L’Ubimedia, de la vision à l’implémentation : nouveau point d’étape

Gérer une startup c’est monter un groupe de Rock. Mêmes étapes : du garage au premier mécène, du premier morceau au concert culte. Depuis décembre dernier, nous sommes en train de passer ces différentes étapes : le recrutement, la première levée de fond, la première version du produit, le grand test de la rencontre avec les utilisateurs… Nous avons trouvé notre style, nous savons où nous allons, il nous reste maintenant à trouver un public.

Depuis 9 mois je martèle le même message, auprès de l’équipe ou à l’extérieur : « Une vision claire et précise. Des réalisations concrètes et démontrables! ».

Une vision : l’Ubimédia.

Le concept d’Ubimédia a été introduit par Adam Greenfield en 2006 dans son livre « Everyware » : à savoir les contenus embarqués dans tous les objets et surfaces de notre vie quotidienne, un monde où toute chose peut devenir un « ware » (software et hardware).

Une approche : l’ouverture, l’open source et la standardisation.

Depuis plusieurs années déjà, l’industrie du numérique construit un monde massivement connecté dans lequel les objets du quotidien sont de plus en plus « intelligents ». Cela a commencé avec le téléphone, s’est poursuivi avec le livre, le magazine, puis la TV. Bientôt l’automobile, mais aussi le mobilier et les habitations… La plupart des écosystèmes interactifs qui sont construits sont malheureusement fermés.
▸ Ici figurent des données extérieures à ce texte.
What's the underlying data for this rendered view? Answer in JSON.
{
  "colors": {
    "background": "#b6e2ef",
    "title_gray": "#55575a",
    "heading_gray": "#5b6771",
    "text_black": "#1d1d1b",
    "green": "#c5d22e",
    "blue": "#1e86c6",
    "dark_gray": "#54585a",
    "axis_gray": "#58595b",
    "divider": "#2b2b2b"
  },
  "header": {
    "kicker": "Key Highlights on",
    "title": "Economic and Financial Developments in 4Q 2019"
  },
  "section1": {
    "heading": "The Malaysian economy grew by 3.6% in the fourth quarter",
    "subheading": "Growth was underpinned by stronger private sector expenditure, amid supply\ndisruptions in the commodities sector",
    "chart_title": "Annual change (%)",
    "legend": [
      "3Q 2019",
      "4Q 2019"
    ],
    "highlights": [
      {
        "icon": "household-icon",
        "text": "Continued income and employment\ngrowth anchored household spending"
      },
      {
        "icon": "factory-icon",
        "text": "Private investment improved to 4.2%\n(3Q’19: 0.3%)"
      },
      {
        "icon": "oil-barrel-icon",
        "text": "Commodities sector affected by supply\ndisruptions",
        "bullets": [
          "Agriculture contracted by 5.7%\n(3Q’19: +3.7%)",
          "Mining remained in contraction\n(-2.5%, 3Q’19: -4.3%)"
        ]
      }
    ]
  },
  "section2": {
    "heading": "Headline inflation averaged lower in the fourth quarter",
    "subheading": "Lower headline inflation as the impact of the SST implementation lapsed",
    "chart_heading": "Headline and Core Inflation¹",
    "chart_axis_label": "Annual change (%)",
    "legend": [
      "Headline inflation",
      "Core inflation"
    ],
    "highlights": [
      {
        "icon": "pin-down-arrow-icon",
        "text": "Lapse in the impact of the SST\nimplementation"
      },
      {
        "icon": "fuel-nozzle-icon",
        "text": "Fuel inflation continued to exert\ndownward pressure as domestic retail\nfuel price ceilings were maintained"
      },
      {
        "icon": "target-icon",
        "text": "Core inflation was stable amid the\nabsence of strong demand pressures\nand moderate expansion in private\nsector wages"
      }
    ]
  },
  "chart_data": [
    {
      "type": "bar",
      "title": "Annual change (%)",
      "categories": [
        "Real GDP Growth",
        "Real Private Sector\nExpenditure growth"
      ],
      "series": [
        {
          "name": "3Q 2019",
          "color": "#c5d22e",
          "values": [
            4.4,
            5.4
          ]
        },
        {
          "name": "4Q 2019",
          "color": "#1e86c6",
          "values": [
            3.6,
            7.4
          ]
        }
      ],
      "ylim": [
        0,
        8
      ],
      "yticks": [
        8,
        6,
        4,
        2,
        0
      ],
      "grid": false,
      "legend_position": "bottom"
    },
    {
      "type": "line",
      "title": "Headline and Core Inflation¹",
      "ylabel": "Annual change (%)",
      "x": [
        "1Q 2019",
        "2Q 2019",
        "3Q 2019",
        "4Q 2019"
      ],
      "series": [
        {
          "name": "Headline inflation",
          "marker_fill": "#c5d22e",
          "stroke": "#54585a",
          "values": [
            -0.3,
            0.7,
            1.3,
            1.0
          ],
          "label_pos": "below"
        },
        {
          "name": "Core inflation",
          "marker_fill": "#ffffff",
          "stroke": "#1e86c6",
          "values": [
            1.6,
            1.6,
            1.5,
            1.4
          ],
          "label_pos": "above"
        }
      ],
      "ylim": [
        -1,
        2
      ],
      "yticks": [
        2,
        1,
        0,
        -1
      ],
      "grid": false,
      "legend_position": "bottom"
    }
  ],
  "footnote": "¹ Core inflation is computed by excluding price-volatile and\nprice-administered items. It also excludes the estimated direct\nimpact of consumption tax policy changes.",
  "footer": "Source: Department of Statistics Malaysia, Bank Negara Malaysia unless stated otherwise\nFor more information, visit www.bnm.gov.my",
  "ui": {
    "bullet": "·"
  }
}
Cela constitue un réel problème car empêche l’interopérabilité et freine d’autant la mise en œuvre effective d’environnements ubimedia. L’approche que nous avons choisie consiste à bâtir un système ouvert interopérable qui permet de sauter les « walled garden » construits par les grandes marques comme Apple, Microsoft, RIM, Samsung, etc…

Des réalisations : du concret pour susciter l’imagination et inviter à poursuivre le mouvement.

En 9 mois nous avons initié la base de l’écosystème, un framework de développement multi-support. Nous avons aussi construit au dessus plusieurs applications et prototypes d’objets connectés. L’idée recherchée est simple : créer le plus d’applications démontrables répondant à un usage et favoriser ainsi d’autres initiatives; organiser et participer à des événements communautaires pour partager avec d’autres développeurs, designers et électroniciens la vision et la démarche.

Changer de paradigme. Le design comme stratégie.

Nous autres ingénieurs et techniciens français avons ce défaut de penser système avant usage. L’antidote consiste à rééquilibrer les rôles entre techniciens et designers en construisant des produits autour de l’usage, “du creux”, “du manque” et contribuer à le combler du mieux que nous pouvons. Nous essayons pour l’instant d’y parvenir à petits coups de sprints, de « Designers day », de Hackatons, où les designers sont au centre du ring. Je ne parle pas là de “Design de style” mais de l’approche qui consiste à redonner la priorité à la mélodie et à l’efficacité. Nous n’en sommes qu’aux préliminaires…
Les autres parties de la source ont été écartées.